W niedawnym wywiadzie, jakiego Sara James udzieliła Pomponikowi, artystka tłumaczyła, że zrezygnowała z udziału w preselekcjach z powodu innych wyzwań zawodowych, związanych z promocją nowej płyty i planowaniem trasy koncertowej.
"To jest bardzo ciekawe... Na pewno pojawił się w mojej głowie ten pomysł, ale chcę być przygotowana. [...] Chciałabym to zrobić dobrze, jeśli miałabym taką możliwość. Jest mi bardzo miło, wielki zaszczyt, ale chyba jeszcze nie" - mówiła niedawno w rozmowie z naszą redakcją.

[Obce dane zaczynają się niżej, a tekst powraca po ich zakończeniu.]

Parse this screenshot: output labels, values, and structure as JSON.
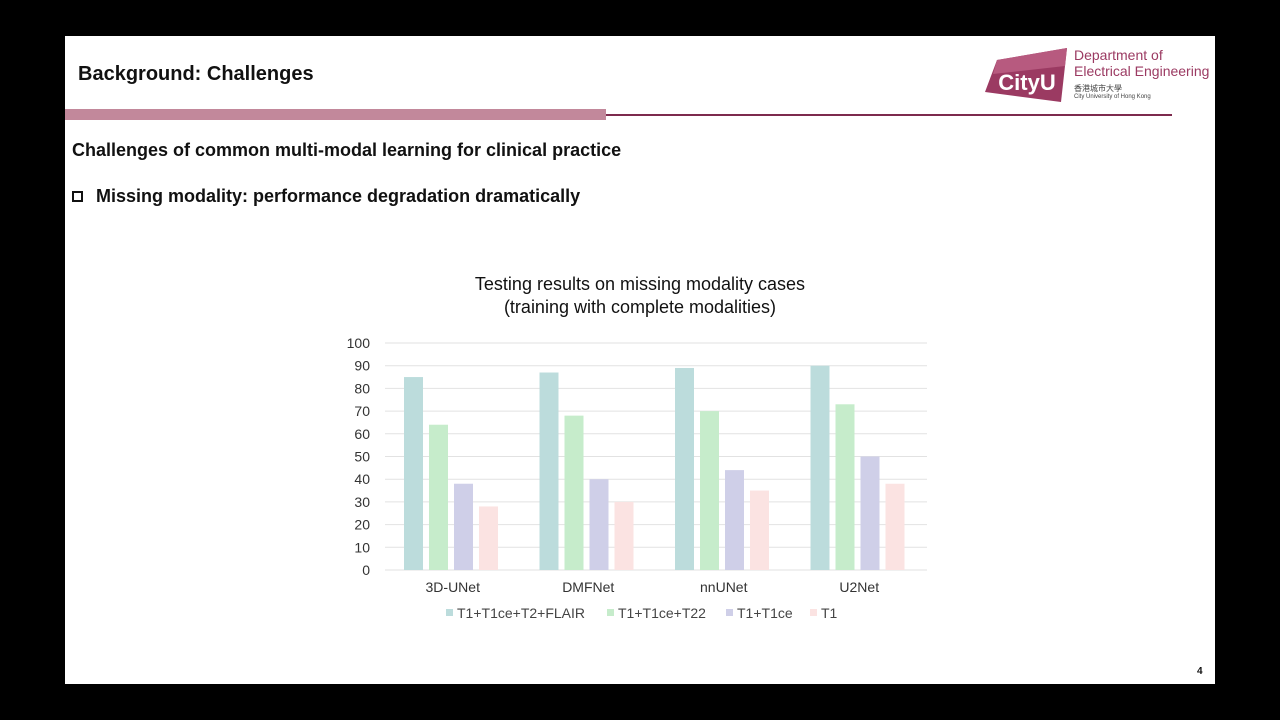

Zaznaczyła, że nie rezygnuje z tego pomysłu, ale jej fani muszą jeszcze poczekać. Tymczasem okazało się, że wokalistka jak najbardziej zgłosiła swoją piosenkę do preselekcji! Czemu zatem nie weźmie w nich udziału?
Tuż po tym, jak TVP ogłosiło listę finalistów preselekcji do Eurowizji 2025, Sara James opublikowała na Instagramie oświadczenie. Plotki okazały się prawdziwe: rzeczywiście wzięła udział w preselekcjach i zgłosiła piosenkę "Tiny Heart". Ostatecznie wycofała się jednak z eliminacji.
"Kochani, nie sądziłam, że na początku roku będę musiała wraz z moim teamem podjąć jedną z najtrudniejszych decyzji w moim dotychczasowym życiu zawodowym. Eurowizja była dla mnie wielkim marzeniem, wyzwaniem i ogromną szansą. Dlatego z ciężkim sercem muszę Was poinformować, że zdecydowałam się wycofać z tegorocznej edycji konkursu" - ogłosiła James.
Przyznała, że decyzję podjęła dość pochopnie - szczególnie wybór piosenki z czasem uznała za nietrafiony. Nie mogła jej już jednak zmienić - zabraniał tego regulamin.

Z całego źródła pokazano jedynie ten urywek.